Answer is (C) .

Reasoning :-

First let me explain what is counting semaphore & How it works. Counting semaphore gives count, i.e. no of processes that can be in Critical section at same time. Here value of S denotes that count. So suppose S = 3, we need to be able to have 3 processes in Critical section at max. Also when counting semaphore S has negative value we need to have Absolute value of S as no of processes waiting for critical section.

A & B are out of option, because Xb must be 1, otherwise our counting semaphore will get blocked without doing anything. Now consider options C & D.

Option D :-

Yb = 1, Xb = 1

Assume that initial value of S = 2. (At max 2 processes must be in Critical Section.)

We have 4 processes, P1, P2, P3 & P4.

P1 enters critical section , It calls P(s) , S = S - 1 = 1. As S > 1, we do not call Pb(Yb).

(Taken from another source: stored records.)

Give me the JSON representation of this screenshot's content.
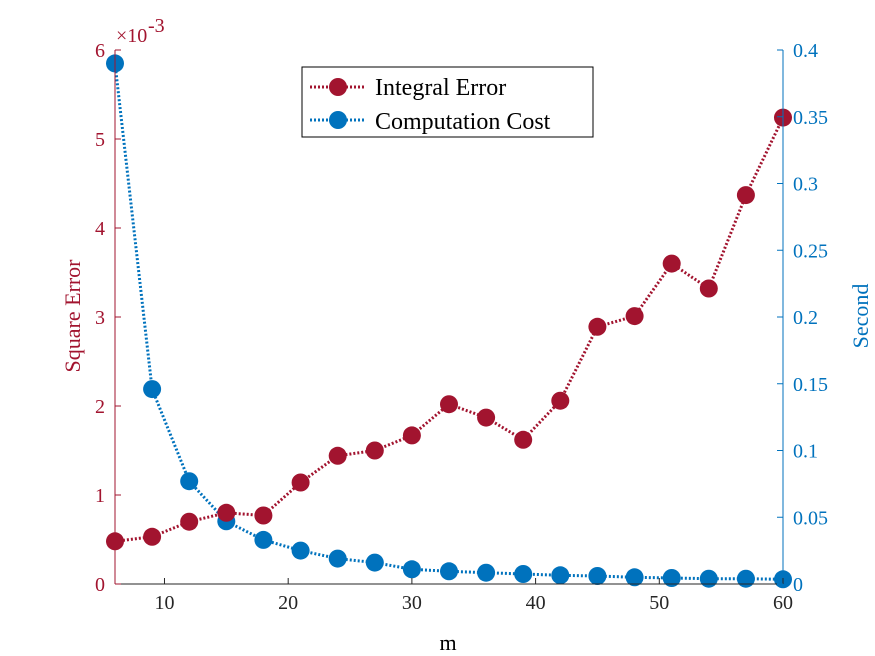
{
  "chart_data": {
    "type": "line",
    "x": [
      6,
      9,
      12,
      15,
      18,
      21,
      24,
      27,
      30,
      33,
      36,
      39,
      42,
      45,
      48,
      51,
      54,
      57,
      60
    ],
    "xlabel": "m",
    "xlim": [
      6,
      60
    ],
    "xticks": [
      10,
      20,
      30,
      40,
      50,
      60
    ],
    "y_left": {
      "label": "Square Error",
      "lim": [
        0,
        6
      ],
      "ticks": [
        0,
        1,
        2,
        3,
        4,
        5,
        6
      ],
      "exponent_label": "×10",
      "exponent_power": "-3",
      "color": "#a2142f"
    },
    "y_right": {
      "label": "Second",
      "lim": [
        0,
        0.4
      ],
      "ticks": [
        "0",
        "0.05",
        "0.1",
        "0.15",
        "0.2",
        "0.25",
        "0.3",
        "0.35",
        "0.4"
      ],
      "color": "#0072bd"
    },
    "series": [
      {
        "name": "Integral Error",
        "axis": "left",
        "color": "#a2142f",
        "values": [
          0.48,
          0.53,
          0.7,
          0.8,
          0.77,
          1.14,
          1.44,
          1.5,
          1.67,
          2.02,
          1.87,
          1.62,
          2.06,
          2.89,
          3.01,
          3.6,
          3.32,
          4.37,
          5.24
        ]
      },
      {
        "name": "Computation Cost",
        "axis": "right",
        "color": "#0072bd",
        "values": [
          0.39,
          0.146,
          0.077,
          0.047,
          0.033,
          0.025,
          0.019,
          0.016,
          0.011,
          0.0095,
          0.0085,
          0.0075,
          0.0065,
          0.006,
          0.005,
          0.0045,
          0.004,
          0.004,
          0.0035
        ]
      }
    ],
    "legend": {
      "placement": "top-center"
    },
    "grid": false
  }
}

P2 enters critical section , It calls P(s) , S = S - 1 = 0. As S >0 we do not call Pb(Yb).

Now P3 comes, it should be blocked but when it calls P(s) , S = S - 1 = 0-1 = -1 As S < 0 ,Now we do call Pb(Yb). Still P3 enters into critical section & We do not get blocked as Yb's Initial value was 1.

This violates property of counting semaphore. S is now -1, & No process is waiting. Also we are allowing 1 more process than what counting semaphore permits.

If Yb would have been 0, P3 would have been blocked here & So Answer is (C).

Pb(yb);